The retail slowdown has become a key theme in the narrative of the market over the last year-and-a-half. Brokers bemoan stubborn landlords holding out for higher rents, but many landlords remain optimistic they’ll find tenants willing to pay top dollar for a presence on the city’s most popular shopping corridors.

Not so, says Billy Macklowe. “I think retail is fucked, plain and simple,” the head of the William Macklowe Company said Friday, adding that the signs are obvious to anyone walking down Fifth and Madison avenues or around Soho. “If you do that, just on a visual basis, you will get to a radical vacancy rate the major brokerages aren’t putting out there,” he said.

Empty storefronts signal the stalemate between tenants who won’t pay higher rents and landlords who refuse to accept lower prices. “The first landlord that blinks” will reset the market, said Macklowe, speaking at the Haute Residence luxury real estate summit at the Core club. “Every retailer will pounce and smell blood in the water.”

Don Peebles, a fellow panelist and head of the Peebles Corporation, said residential developers had in the past seen retail as another avenue for value creation in new buildings. “Now we’re in an unknown space,” he said. He described retail vacancies on Fifth Avenue as a “bloodbath” and said retail throughout the city has weathered “dramatic” price adjustments.

On Fifth Avenue, availability rates have jumped to 16 percent, Cushman & Wakefield data show. Earlier this month, Ralph Lauren announced it was closing its Fifth Avenue Polo store. And Vornado Realty Trust’s Steve Roth anticipates a moment in the near-future where well-capitalized firms would be in a situation to “feed on the carnage” caused by the “rightsizing” of the retail market. Roth, however, predicted that flagship retail would only grow in importance.
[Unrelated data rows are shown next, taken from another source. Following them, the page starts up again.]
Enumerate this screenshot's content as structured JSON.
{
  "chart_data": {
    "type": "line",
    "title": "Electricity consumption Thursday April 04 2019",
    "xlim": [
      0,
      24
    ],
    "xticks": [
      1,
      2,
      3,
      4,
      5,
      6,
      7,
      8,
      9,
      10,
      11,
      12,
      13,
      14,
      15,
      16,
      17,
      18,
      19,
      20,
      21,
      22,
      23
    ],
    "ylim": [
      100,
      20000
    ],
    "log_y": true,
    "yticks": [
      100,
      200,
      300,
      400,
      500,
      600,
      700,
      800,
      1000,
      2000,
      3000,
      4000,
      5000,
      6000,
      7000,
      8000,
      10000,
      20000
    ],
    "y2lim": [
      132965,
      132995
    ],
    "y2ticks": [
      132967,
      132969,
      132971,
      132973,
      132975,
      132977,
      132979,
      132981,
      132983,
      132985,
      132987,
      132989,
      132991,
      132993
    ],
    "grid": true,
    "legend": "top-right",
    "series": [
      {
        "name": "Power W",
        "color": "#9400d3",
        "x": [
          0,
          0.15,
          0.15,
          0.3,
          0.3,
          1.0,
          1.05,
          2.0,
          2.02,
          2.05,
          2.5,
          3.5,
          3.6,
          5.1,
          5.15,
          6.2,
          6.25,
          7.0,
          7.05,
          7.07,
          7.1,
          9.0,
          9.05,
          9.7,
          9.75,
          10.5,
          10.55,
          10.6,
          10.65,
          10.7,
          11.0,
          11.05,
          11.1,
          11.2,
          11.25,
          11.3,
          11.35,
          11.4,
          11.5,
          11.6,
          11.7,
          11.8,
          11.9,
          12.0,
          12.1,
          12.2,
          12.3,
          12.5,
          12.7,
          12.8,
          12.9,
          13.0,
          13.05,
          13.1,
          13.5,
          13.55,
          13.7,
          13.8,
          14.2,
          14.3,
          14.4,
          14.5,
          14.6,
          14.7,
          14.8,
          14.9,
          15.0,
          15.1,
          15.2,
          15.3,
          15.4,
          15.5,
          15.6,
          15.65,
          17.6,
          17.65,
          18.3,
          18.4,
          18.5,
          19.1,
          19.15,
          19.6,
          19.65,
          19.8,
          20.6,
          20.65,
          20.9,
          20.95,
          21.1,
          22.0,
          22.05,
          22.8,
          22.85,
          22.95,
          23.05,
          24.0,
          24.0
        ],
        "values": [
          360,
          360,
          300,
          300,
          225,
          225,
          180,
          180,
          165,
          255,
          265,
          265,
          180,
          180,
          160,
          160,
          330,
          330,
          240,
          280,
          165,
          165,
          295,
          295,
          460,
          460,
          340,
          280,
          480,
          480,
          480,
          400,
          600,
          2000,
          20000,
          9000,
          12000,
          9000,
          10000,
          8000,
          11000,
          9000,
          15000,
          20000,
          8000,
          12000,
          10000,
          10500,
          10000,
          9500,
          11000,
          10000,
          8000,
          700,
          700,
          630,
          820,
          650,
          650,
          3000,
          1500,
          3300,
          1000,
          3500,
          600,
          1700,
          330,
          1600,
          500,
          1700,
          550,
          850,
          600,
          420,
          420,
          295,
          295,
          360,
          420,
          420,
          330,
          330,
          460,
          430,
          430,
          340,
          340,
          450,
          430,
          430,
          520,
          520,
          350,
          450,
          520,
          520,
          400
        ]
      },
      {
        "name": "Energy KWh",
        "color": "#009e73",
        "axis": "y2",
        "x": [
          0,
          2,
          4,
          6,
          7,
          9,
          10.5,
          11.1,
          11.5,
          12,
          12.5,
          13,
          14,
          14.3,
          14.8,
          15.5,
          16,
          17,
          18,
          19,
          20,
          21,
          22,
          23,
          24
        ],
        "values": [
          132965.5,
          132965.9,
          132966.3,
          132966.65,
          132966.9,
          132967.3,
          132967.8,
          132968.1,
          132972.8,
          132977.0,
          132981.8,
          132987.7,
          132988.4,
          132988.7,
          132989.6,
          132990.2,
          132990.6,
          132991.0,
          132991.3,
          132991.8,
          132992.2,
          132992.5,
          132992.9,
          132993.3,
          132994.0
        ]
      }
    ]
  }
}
Roth’s view was echoed on Friday’s panel by Mitchell Moinian of the Moinian Group. He discussed his firm’s vacancies 535-545 Fifth Avenue, where the NBA leases nearly 30,000 square feet, leaving another 60,000 square feet up for grabs. “You don’t have to necessarily cut rent, but the approach to rents are different,” he acknowledged. “To be on Fifth [Avenue] in New York City, that’s something we believe retailers will always want, even if Ralph [Lauren] is closing his store.”